Group Files IRS Complaint,
Seeks to Revoke Privileged Tax Exempt Status

A non-profit watchdog group today filed a complaint with the Internal Revenue Service against Greenpeace, accusing the organization of illegally soliciting and transferring millions of dollars in tax-deductible contributions.

In a report titled "Green Peace, Dirty Money: Tax Violations in the World of Non-Profits," Public Interest Watch (PIW) accused Greenpeace - one of the world's most recognizable and visible non-profits - of knowingly and systematically violating United States tax laws.

See www.publicinterestwatch.org for further information.

"At the heart of the matter is the way in which Greenpeace's complex corporate structure masks its misuse of tax-exempt contributions," claimed Mike Hardiman, Executive Director of PIW.

"The IRS very clearly differentiates between taxable and tax-exempt contributions, and the ways in which they can be used," Hardiman said. "Greenpeace has devised a system for diverting tax-exempt funds into non-exempt organizations within its empire and using the money for improper and illegal purposes. It is plainly a case of money laundering."
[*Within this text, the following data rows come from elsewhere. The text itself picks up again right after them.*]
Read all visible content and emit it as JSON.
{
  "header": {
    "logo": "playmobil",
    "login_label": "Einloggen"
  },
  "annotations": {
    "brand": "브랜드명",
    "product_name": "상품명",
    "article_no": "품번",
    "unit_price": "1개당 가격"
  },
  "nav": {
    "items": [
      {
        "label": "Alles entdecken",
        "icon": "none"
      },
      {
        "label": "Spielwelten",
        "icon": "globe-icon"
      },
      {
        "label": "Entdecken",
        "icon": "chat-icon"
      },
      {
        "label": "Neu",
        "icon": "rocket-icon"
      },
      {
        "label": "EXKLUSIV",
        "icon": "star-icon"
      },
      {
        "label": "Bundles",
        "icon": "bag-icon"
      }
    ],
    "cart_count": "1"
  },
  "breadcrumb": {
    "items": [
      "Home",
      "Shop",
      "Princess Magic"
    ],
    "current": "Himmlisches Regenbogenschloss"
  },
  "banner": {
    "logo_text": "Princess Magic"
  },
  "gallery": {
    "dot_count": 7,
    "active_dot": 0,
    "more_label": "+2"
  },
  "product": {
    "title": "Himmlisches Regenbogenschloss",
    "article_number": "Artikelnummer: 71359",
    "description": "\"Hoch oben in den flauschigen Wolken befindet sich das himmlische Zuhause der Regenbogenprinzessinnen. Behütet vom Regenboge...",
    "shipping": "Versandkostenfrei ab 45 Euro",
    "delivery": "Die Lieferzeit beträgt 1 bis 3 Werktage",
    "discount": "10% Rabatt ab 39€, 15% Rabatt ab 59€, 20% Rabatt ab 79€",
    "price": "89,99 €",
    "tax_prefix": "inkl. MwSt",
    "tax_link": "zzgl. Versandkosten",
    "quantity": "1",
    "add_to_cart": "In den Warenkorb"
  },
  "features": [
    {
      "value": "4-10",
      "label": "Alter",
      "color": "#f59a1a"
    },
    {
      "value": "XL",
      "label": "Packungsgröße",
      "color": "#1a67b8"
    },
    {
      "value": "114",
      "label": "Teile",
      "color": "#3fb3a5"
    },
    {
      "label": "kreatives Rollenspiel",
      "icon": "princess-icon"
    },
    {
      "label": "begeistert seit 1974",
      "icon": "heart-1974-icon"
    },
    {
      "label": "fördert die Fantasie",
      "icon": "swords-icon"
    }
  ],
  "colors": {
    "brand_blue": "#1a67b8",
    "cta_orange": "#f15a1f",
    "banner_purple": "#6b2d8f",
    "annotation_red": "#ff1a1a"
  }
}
The report details how during a three year span, one Greenpeace entity diverted over $24 million in tax-exempt contributions. Such contributions are supposed to be used for charitable, educational or scientific programs, but instead financed advocacy campaigns.

Examples of taxpayer subsidized activities undertaken by Greenpeace include:

-Blockading a naval base in protest of the Iraq war,
-Boarding an oil tanker for a banner hanging,
-Breaking into the central control building of a nuclear power station,
-Padlocking the gates of a government research facility.
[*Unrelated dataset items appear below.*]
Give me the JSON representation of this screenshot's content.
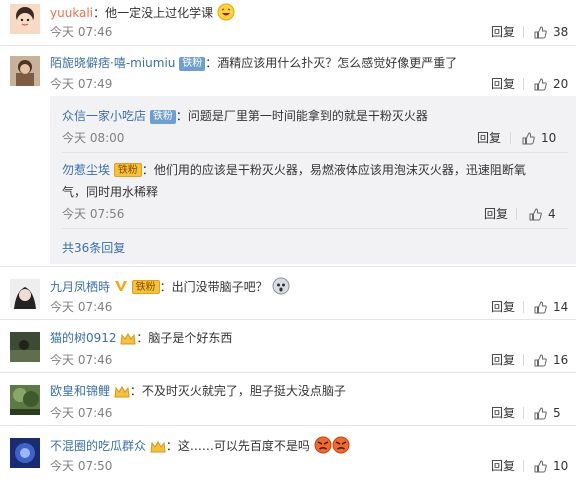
{
  "comments": [
    {
      "username": "yuukali",
      "text": "：他一定没上过化学课",
      "time": "今天 07:46",
      "reply_label": "回复",
      "likes": "38"
    },
    {
      "username": "陌旎晓僻痞·嘻-miumiu",
      "badge": "铁粉",
      "text": "：酒精应该用什么扑灭？怎么感觉好像更严重了",
      "time": "今天 07:49",
      "reply_label": "回复",
      "likes": "20",
      "replies": [
        {
          "username": "众信一家小吃店",
          "badge": "铁粉",
          "text": "：问题是厂里第一时间能拿到的就是干粉灭火器",
          "time": "今天 08:00",
          "reply_label": "回复",
          "likes": "10"
        },
        {
          "username": "勿惹尘埃",
          "badge": "铁粉",
          "text_line1": "：他们用的应该是干粉灭火器，易燃液体应该用泡沫灭火器，迅速阻断氧",
          "text_line2": "气，同时用水稀释",
          "time": "今天 07:56",
          "reply_label": "回复",
          "likes": "4"
        }
      ],
      "more_replies": "共36条回复"
    },
    {
      "username": "九月凤栖時",
      "badge": "铁粉",
      "text": "：出门没带脑子吧？",
      "time": "今天 07:46",
      "reply_label": "回复",
      "likes": "14"
    },
    {
      "username": "猫的树0912",
      "text": "：脑子是个好东西",
      "time": "今天 07:46",
      "reply_label": "回复",
      "likes": "16"
    },
    {
      "username": "欧皇和锦鲤",
      "text": "：不及时灭火就完了，胆子挺大没点脑子",
      "time": "今天 07:46",
      "reply_label": "回复",
      "likes": "5"
    },
    {
      "username": "不混圈的吃瓜群众",
      "text": "：这……可以先百度不是吗",
      "time": "今天 07:50",
      "reply_label": "回复",
      "likes": "10"
    }
  ],
  "colors": {
    "username": "#eb7350",
    "link_blue": "#3a6fa8",
    "time_gray": "#808080",
    "sub_bg": "#f2f2f5"
  },
  "icons": {
    "like": "thumbs-up-icon",
    "vip": "vip-v-icon",
    "emoji_laugh": "laughing-face-emoji",
    "emoji_angry": "angry-face-emoji"
  }
}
Because Greenpeace receives significant donations from large entities such as the Rockefeller Brothers Fund and the Turner Foundation, the report also calls into question the accountability of these donors.

"Foundations that make tax-exempt contributions are responsible for verifying that their funds are used appropriately," Hardiman said. "In the case of contributions to Greenpeace, either the foundations have no idea how their money is being spent, or they are knowingly allowing their funds to be laundered for illegal advocacy and civil disobedience."
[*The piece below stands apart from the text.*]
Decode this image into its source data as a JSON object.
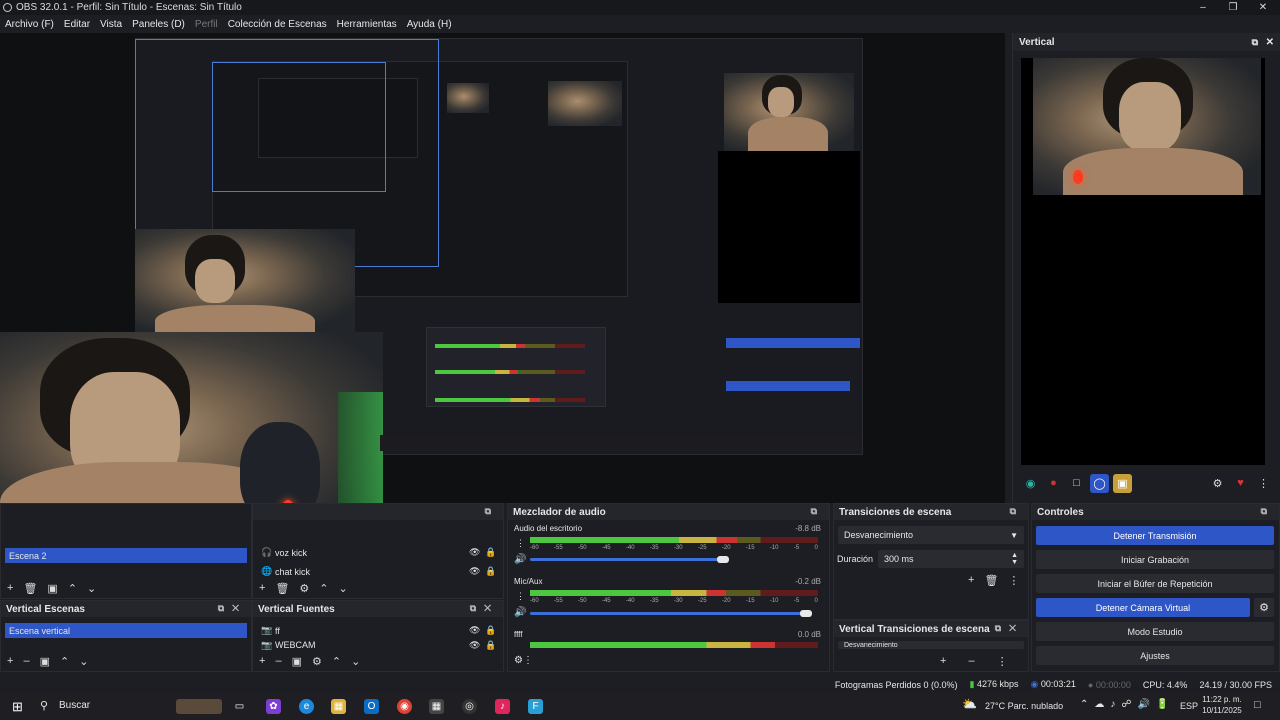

In addition to the IRS investigation, the report calls for a series of remedies, including:

-Greater oversight by grant-making foundations such as Rockefeller and Turner,
-Regulatory and legislative investigations of Greenpeace by Congress,
-Action under California law governing non-profits.

"Greenpeace is cheating the taxpayer by accepting tax-deductible contributions, and then misusing the funds," Hardiman said. "They are accepting taxpayer subsidized funds for charity and education, and then using it to hang banners on buildings and break into nuclear power stations."

Hardiman also said PIW was considering filing a lawsuit in California under a provision of the state's Business and Professions Code, commonly known as a 17200 lawsuit.

"California has a series of statutes designed to protect the public from impropriety on the part of non-profits," Hardiman said. "And in the case of Greenpeace, we believe its violations of law mean that the state's Attorney General should take action. And if the AG is not willing, then he should grant "relator status" to PIW so we can." Relator status can be conferred onto an entity by the AG, and allows it to pursue legal claims in the name of the people of California.

Public Interest Watch (PIW) was established in 2002 in response to the growing misuse of charitable funds by nonprofit organizations and the lack of effort by government agencies to deal with the problem. PIW works to fight charitable trust abuse by exposing individual cases of abuse and advocating for stronger governmental oversight, including requirements for greater financial disclosure by charitable organizations.

PIW is a Washington, DC-based advocacy organization, which means contributions to PIW are not tax-deductible. Initial funding for PIW has been provided by business organizations.